SAN ANTONIO – During an ever-changing pandemic, there is a constant race to weed out faulty personal protective equipment that ends up in our medical system.
Last month, KSAT shared an investigation done by nonprofit consumer watchdog ProPublica, which revealed a Silicon Valley investor was paying workers to repackage non-medical KN95 masks to sell to Texas emergency workers. Thankfully, those masks were denied by a San Antonio team with a lifesaving job.
Chief of Texas’ Department of Emergency Management and former San Antonio district chief for the San Antonio Fire Department Nim Kidd said he was proud of the team that caught the fraudulent materials.
“There have been a lot of stories, and I’m very proud of our team in San Antonio that actually caught what we believe to be all of the fraudulent materials that we had bought and received before we had actually distributed them,” Kidd said in a statement. “We turned those around. We didn’t pay for those. It was a very good system in place.”

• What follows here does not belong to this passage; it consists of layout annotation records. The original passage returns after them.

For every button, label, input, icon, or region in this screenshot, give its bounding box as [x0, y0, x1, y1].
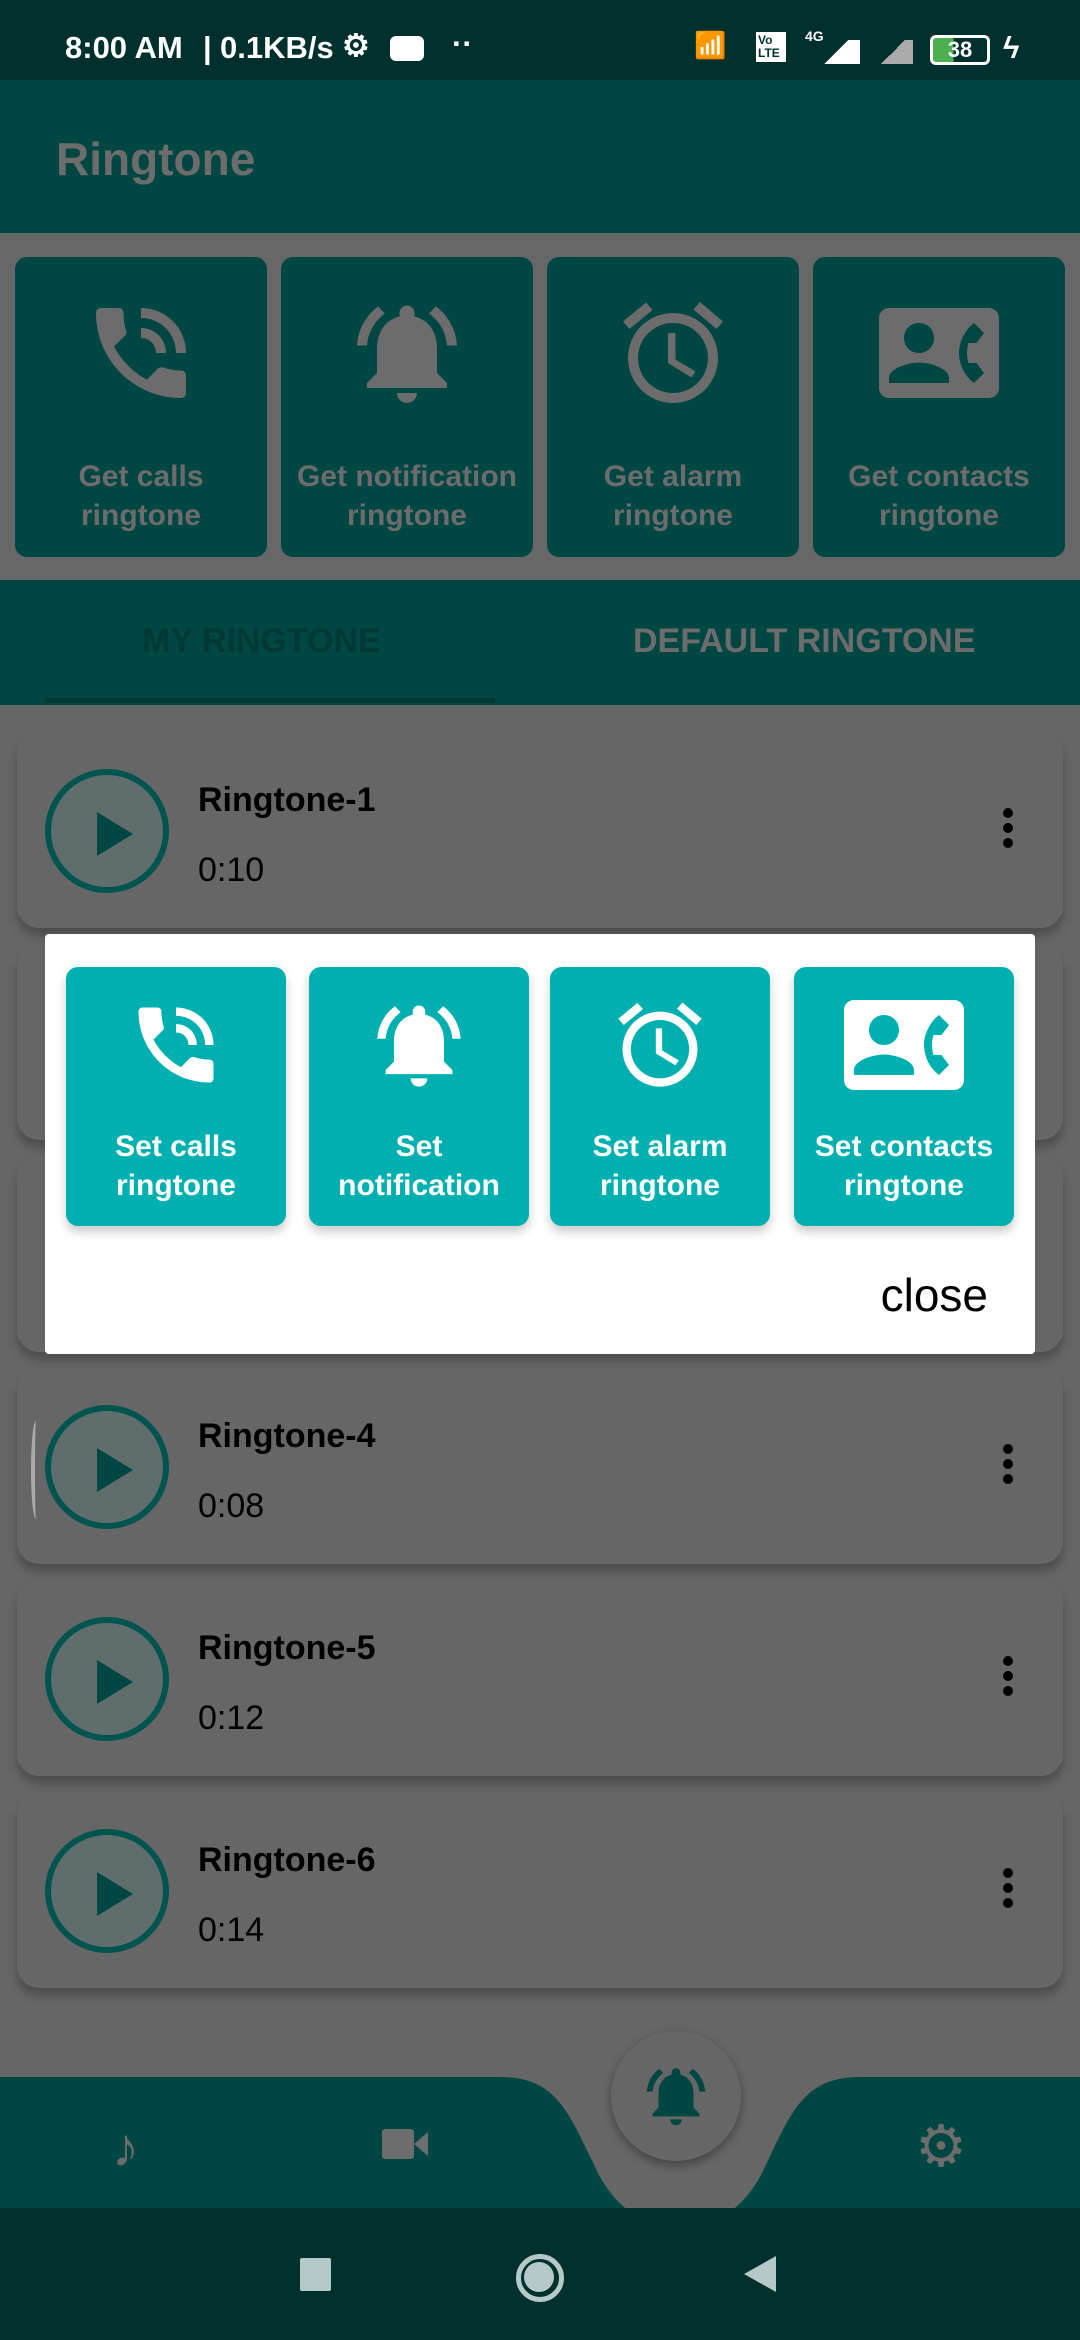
ringtone-item[interactable]: Ringtone-1 0:10 [17, 733, 1063, 928]
back-button[interactable] [744, 2256, 776, 2292]
quick-action-label: Get notification ringtone [297, 460, 517, 532]
get-contacts-ringtone-button[interactable]: Get contacts ringtone [813, 257, 1065, 557]
set-notification-button[interactable]: Set notification [309, 967, 529, 1226]
get-calls-ringtone-button[interactable]: Get calls ringtone [15, 257, 267, 557]
gear-icon: ⚙ [342, 28, 370, 63]
ringtone-name: Ringtone-1 [198, 781, 376, 819]
dialog-button-label: Set alarm ringtone [592, 1130, 728, 1202]
contact-phone-icon [879, 308, 999, 398]
ringtone-item[interactable]: Ringtone-6 0:14 [17, 1793, 1063, 1988]
more-options-icon[interactable] [1003, 1444, 1013, 1489]
tab-my-ringtone[interactable]: MY RINGTONE [142, 622, 381, 661]
set-ringtone-dialog: Set calls ringtone Set notification Set … [45, 934, 1035, 1354]
ringtone-item[interactable]: Ringtone-5 0:12 [17, 1581, 1063, 1776]
ringtone-duration: 0:12 [198, 1699, 265, 1737]
more-options-icon[interactable] [1003, 1656, 1013, 1701]
ringtone-duration: 0:14 [198, 1911, 265, 1949]
bell-ringing-icon [646, 2068, 706, 2126]
tab-default-ringtone[interactable]: DEFAULT RINGTONE [633, 622, 976, 661]
play-button[interactable] [45, 1829, 169, 1953]
ringtone-item[interactable]: Ringtone-4 0:08 [17, 1369, 1063, 1564]
close-button[interactable]: close [881, 1268, 988, 1322]
music-note-icon[interactable]: ♪ [112, 2117, 139, 2179]
more-options-icon[interactable] [1003, 808, 1013, 853]
ringtone-duration: 0:10 [198, 851, 265, 889]
play-button[interactable] [45, 769, 169, 893]
more-notifications-icon: ·· [452, 26, 473, 61]
ripple-indicator [31, 1421, 41, 1519]
volte-icon: Vo LTE [756, 32, 786, 62]
tab-bar: MY RINGTONE DEFAULT RINGTONE [0, 580, 1080, 705]
phone-ringing-icon [138, 1007, 214, 1083]
play-button[interactable] [45, 1405, 169, 1529]
bottom-navigation: ♪ ⚙ [0, 2077, 1080, 2208]
play-button[interactable] [45, 1617, 169, 1741]
more-options-icon[interactable] [1003, 1868, 1013, 1913]
dialog-button-label: Set calls ringtone [115, 1130, 237, 1202]
set-contacts-ringtone-button[interactable]: Set contacts ringtone [794, 967, 1014, 1226]
signal-icon [812, 40, 860, 64]
recents-button[interactable] [300, 2258, 331, 2291]
set-calls-ringtone-button[interactable]: Set calls ringtone [66, 967, 286, 1226]
app-bar: Ringtone [0, 80, 1080, 233]
ringtone-name: Ringtone-5 [198, 1629, 376, 1667]
wifi-icon: 📶 [694, 30, 727, 60]
bell-ringing-icon [377, 1005, 461, 1087]
alarm-clock-icon [623, 302, 723, 403]
gear-icon[interactable]: ⚙ [915, 2112, 967, 2180]
video-camera-lens [414, 2132, 428, 2156]
bell-ringing-icon [357, 305, 457, 403]
system-navigation-bar [0, 2208, 1080, 2340]
quick-actions: Get calls ringtone Get notification ring… [0, 233, 1080, 580]
youtube-icon [390, 36, 424, 61]
tab-indicator [45, 698, 495, 703]
quick-action-label: Get alarm ringtone [603, 460, 743, 532]
status-bar: 8:00 AM | 0.1KB/s ⚙ ·· 📶 Vo LTE 4G 38 ϟ [0, 0, 1080, 80]
dialog-button-label: Set notification [338, 1130, 500, 1202]
alarm-clock-icon [618, 1002, 702, 1087]
phone-ringing-icon [96, 308, 186, 398]
charging-icon: ϟ [1003, 30, 1020, 65]
contact-phone-icon [844, 1000, 964, 1090]
network-speed: 0.1KB/s [220, 30, 334, 65]
ringtone-duration: 0:08 [198, 1487, 265, 1525]
quick-action-label: Get contacts ringtone [848, 460, 1030, 532]
dialog-button-label: Set contacts ringtone [814, 1130, 994, 1202]
battery-icon: 38 [930, 35, 990, 65]
get-alarm-ringtone-button[interactable]: Get alarm ringtone [547, 257, 799, 557]
video-camera-icon[interactable] [382, 2129, 414, 2159]
signal-icon-2 [873, 40, 913, 64]
page-title: Ringtone [56, 133, 256, 185]
fab-button[interactable] [611, 2031, 741, 2161]
get-notification-ringtone-button[interactable]: Get notification ringtone [281, 257, 533, 557]
ringtone-name: Ringtone-6 [198, 1841, 376, 1879]
home-button[interactable] [516, 2254, 564, 2302]
set-alarm-ringtone-button[interactable]: Set alarm ringtone [550, 967, 770, 1226]
status-time: 8:00 AM [65, 30, 183, 65]
status-separator: | [203, 30, 212, 65]
ringtone-name: Ringtone-4 [198, 1417, 376, 1455]
quick-action-label: Get calls ringtone [78, 460, 204, 532]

Kidd said the process was put in place early on when there was a PPE shortage and items began coming in form overseas.
“We went to our higher (education) and university systems to make sure that what we were buying was, in fact, quality masks,” Kidd said.
He described a process that can, at times, get scientific.
“We do have some industrial hygienists that work for us. In some cases (they take masks) back to the laboratory and run the same standards of test that (National Institute for Occupational Safety and Health) and the FDA would use on those materials if they looked suspect to us, so it’s a pretty robust process that was put in place,” Kidd said.
As the pandemic rages on, PPE will continue to come into the South Texas region from multiple places, and the San Antonio TDEM team will continue to process it before it is handed out.